This result is more significant than it might appear at first glance.

The two lower panels show what remains of Bitcoin's price history after the long-run power law trend is removed — the raw oscillations, stripped of growth.
That residual is not noise. It is fit almost entirely by a single frequency and its integer multiples: 2×, 3×, 4×. These are harmonics, the same mathematical structure that governs resonance in physical systems from vibrating strings to quantum wells.
But the significance goes deeper than ordinary resonance. The spectrum here is not periodic in time — it is periodic in the logarithm of time. This is the signature of discrete scale invariance: a symmetry not under shifting time forward by a fixed amount, but under scaling time by a fixed ratio. Instead of repeating at regular intervals, the structure repeats at regular multiples of scale — each cycle roughly twice as long as the one before it.

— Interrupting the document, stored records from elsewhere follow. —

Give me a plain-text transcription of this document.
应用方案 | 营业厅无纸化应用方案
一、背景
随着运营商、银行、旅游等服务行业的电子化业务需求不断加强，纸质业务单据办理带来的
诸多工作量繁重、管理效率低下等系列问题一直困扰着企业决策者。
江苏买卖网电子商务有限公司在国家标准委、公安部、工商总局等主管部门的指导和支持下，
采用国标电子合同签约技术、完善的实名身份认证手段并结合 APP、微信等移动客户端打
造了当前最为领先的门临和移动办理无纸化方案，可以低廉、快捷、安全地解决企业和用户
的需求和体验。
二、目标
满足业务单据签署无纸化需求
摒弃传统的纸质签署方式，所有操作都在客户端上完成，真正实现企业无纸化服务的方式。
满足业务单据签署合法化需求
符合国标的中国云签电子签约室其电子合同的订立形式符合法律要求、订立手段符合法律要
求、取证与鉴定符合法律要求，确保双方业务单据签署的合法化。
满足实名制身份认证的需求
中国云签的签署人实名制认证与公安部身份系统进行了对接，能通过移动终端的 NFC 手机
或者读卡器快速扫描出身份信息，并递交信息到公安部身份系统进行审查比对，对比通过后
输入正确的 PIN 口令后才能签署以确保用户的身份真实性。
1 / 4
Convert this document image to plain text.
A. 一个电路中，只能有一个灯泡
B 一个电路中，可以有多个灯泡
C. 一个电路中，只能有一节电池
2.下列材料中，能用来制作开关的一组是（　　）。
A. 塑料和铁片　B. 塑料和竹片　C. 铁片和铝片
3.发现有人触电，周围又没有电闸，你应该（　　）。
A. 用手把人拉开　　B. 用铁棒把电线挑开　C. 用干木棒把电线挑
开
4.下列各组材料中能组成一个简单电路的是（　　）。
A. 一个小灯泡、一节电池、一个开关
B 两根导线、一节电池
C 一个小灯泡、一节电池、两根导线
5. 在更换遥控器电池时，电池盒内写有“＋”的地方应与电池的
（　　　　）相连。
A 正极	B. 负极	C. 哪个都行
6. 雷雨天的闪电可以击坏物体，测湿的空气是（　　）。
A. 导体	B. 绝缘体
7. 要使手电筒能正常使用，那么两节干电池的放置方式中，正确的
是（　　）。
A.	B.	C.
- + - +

Most scale-invariant systems exhibit continuous scale invariance, meaning they look the same under rescaling by any factor. Discrete scale invariance is rarer and more specific: the system is only self-similar under rescaling by a particular ratio λ ≈ 2. Bitcoin appears to exhibit both — continuous scale invariance in the power law trend, and discrete scale invariance in the oscillations riding on top of it.
The colour-coded triangles in the chart make the key point visible directly. Every peak the model predicts — major or minor — coincides with a real peak in the data.
This correspondence was not imposed. The model was fit to the entire residual series, not to individual peaks. The peaks emerge from the mathematics, and the data confirms them.
These are not fitting artifacts. They are real oscillations with a coherent harmonic structure — the kind of structure that, in physics, points to an underlying resonance mechanism waiting to be identified.